Harold R. Boulware Sr. (March 1, 1913 - January 27, 1983) was a civil rights attorney and judge in the United States. He was chief attorney for the NAACP in South Carolina. He was involved in cases challenging segregation in school busing and the Democratic Party's whites only primaries in South Carolina. His cases included Briggs v. Elliott, Brown v. Board, and Davis v. County School Board of Prince Edward County. He became the first African-American appointed as an Associate Judge for the Columbia Municipal Court in August 1969 and served until 1974 when he became a judge in the Richland County Judicial System.

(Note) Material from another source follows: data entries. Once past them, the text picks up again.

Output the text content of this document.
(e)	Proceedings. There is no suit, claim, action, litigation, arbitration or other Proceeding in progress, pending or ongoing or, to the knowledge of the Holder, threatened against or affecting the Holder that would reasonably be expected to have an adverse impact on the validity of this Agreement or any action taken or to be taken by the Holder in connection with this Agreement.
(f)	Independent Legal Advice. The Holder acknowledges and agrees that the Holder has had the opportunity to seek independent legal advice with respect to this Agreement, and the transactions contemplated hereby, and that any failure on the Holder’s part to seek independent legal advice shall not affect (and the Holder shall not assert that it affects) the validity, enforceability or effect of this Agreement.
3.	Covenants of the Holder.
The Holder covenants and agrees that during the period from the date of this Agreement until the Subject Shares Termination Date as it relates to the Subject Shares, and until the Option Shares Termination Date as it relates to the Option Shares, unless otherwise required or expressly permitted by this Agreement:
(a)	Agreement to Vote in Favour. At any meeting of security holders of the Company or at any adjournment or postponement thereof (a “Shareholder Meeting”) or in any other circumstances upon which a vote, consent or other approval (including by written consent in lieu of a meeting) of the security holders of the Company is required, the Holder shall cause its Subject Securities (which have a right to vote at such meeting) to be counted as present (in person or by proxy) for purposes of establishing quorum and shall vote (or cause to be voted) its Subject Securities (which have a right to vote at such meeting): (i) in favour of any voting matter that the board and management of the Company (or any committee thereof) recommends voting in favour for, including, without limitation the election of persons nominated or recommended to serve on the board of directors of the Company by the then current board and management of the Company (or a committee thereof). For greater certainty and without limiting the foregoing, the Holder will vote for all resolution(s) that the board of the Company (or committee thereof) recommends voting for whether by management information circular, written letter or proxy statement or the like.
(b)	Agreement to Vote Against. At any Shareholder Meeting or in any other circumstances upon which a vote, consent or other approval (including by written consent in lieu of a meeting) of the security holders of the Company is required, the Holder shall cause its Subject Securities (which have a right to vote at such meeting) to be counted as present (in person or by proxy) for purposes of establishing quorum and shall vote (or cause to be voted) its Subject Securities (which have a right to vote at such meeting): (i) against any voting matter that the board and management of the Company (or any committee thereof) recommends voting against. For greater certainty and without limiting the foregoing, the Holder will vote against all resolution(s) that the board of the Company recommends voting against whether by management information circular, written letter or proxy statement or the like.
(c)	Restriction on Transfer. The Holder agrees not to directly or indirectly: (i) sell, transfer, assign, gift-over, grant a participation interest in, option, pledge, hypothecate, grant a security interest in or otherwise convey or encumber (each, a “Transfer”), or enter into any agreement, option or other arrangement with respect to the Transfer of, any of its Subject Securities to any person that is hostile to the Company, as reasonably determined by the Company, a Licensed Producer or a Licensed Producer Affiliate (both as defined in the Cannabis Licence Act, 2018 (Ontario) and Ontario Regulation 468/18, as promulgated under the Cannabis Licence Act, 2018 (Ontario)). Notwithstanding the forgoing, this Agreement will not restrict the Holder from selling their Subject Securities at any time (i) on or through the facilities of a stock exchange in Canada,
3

Boulware was born in Irmo, South Carolina in 1913. The son of Robert Walter and Mabel Hughes Boulware, his father was Dean of Harbison Agricultural Institute in Irmo where his mother taught music. He graduated from Harbison Agricultural Institute, Johnson C. Smith University in Charlotte, North Carolina, and Howard University Law School in Washington D.C.

He was mentored by Thurgood Marshall and Charles Houston. He passed the South Caroline bar examination and was licensed in 1940. He sued on behalf of a black applicant to the University of South Carolina's law school leading to the establishment of a law school for blacks at South Carolina State. He challenged unequal pay for black teachers.

He worked on the brief for the Gebhart v. Belton case. A 1947 letter he wrote about a school busing case survives.

He is buried at Upper Pine Grove Cemetery in Irmo, South Carolina. In 2019 the South Carolina House of Representatives adopted a resolution honoring him.